It is very exciting to watch the light come on in working dogs

Well I am super excited today. Those of you that have been following know that we kept two puppies out of our last litter for the purpose of starting and training them on stock. I have been doing my best to keep them out and exercised daily. While either walking around our orchard or driving a golf cart and running them.

I have been protective of them as the mother got hit by a mother goat while a pup and it took a long time for her to not run from them. Well I had them out a few days ago and was feeding my last transient cow, a highland with full set of horns. Roan trotted into the pen and she walked over to him nice and calm until the last second and rushed and flipped him with those horns. Well he ran off a ways and I was bummed. I had done so good to keep protect them while young from this and didn't want to deal with the retraining necessary.
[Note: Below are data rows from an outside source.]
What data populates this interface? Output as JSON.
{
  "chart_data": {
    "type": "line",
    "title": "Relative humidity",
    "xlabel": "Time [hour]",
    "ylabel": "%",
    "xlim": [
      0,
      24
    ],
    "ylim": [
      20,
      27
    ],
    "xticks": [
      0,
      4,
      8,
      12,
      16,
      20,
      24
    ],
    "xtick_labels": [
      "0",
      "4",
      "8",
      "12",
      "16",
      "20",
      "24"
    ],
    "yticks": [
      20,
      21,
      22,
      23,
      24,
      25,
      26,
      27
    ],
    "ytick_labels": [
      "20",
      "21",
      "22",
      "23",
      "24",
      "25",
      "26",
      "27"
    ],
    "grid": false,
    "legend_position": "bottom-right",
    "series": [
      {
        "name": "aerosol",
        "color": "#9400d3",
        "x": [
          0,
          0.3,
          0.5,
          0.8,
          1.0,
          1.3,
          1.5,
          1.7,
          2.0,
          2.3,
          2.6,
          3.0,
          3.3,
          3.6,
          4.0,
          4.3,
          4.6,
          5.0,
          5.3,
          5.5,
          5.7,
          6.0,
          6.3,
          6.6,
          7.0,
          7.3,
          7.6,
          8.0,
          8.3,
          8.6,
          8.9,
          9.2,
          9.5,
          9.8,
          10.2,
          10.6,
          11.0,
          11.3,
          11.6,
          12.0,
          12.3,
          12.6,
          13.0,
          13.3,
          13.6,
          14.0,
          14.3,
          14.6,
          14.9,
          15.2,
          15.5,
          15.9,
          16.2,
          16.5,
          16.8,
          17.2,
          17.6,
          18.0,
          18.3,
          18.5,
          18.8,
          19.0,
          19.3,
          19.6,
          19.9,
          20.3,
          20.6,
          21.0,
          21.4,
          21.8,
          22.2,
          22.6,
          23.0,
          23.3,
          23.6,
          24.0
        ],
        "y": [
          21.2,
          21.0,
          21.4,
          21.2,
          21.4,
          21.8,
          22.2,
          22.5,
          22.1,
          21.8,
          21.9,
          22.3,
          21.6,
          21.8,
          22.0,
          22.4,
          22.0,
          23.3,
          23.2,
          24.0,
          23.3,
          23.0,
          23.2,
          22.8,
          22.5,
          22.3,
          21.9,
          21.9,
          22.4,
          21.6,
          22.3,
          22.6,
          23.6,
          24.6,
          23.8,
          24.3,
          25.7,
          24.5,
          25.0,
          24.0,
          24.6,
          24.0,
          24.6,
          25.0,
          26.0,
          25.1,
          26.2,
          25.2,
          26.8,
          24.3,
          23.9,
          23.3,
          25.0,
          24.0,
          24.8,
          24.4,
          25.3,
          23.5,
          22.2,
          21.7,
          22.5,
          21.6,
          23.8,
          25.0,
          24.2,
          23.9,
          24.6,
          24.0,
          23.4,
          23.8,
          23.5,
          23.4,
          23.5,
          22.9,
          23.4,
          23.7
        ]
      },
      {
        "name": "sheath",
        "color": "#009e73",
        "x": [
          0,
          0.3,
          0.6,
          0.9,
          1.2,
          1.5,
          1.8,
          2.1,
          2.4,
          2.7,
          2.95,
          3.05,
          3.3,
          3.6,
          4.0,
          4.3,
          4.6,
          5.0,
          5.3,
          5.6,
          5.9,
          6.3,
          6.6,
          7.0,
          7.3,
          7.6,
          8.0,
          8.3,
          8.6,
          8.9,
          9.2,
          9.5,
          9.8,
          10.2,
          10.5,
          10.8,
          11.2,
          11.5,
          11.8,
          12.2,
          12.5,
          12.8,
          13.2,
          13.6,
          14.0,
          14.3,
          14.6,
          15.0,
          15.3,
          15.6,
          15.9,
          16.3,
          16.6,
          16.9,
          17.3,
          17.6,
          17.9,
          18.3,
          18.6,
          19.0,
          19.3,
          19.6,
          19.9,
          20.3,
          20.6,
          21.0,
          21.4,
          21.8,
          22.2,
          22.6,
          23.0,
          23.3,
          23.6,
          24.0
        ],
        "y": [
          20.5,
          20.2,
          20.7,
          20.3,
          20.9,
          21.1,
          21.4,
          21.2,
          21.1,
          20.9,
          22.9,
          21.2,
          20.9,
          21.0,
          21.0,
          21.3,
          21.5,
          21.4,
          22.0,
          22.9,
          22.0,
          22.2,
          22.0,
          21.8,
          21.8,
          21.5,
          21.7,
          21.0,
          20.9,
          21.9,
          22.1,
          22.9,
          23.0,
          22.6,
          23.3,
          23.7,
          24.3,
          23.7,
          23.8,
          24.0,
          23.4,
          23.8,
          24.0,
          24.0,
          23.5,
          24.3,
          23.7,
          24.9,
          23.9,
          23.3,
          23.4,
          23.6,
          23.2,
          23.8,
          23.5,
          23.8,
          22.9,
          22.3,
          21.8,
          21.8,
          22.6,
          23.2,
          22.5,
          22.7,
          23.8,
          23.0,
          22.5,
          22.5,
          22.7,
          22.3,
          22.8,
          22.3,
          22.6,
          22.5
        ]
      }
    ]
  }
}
So I am on high alert to what they are doing.

Today I let them out and they go running around and into the barn. I hear chickens squawking and flying, the visiting rooster cackling like he laid and egg, and out they come around me and back in. Just quick enough to redirect roan back into the pen but patch is keyed into something. I am calling her but she is zoned. I think to myself oh boy that chicken is dead. Well to my surprise she runs up to it and when it got stuck against a fence she stops and lowers down, just waiting for it to move. About that time my brain triggered to realize she isn't hunting or chasing she is herding, Yahoo! It clicked, she is growing up.

So now I am shopping for some goats to start them on and hoping that Roan is not going to be to scared from being hit. Time to break out the training video's and books this winter and hopefully by spring I'll have two new hands to help me out. Got a lot of work to do though as these Mini texas longhorns know how to use their horns.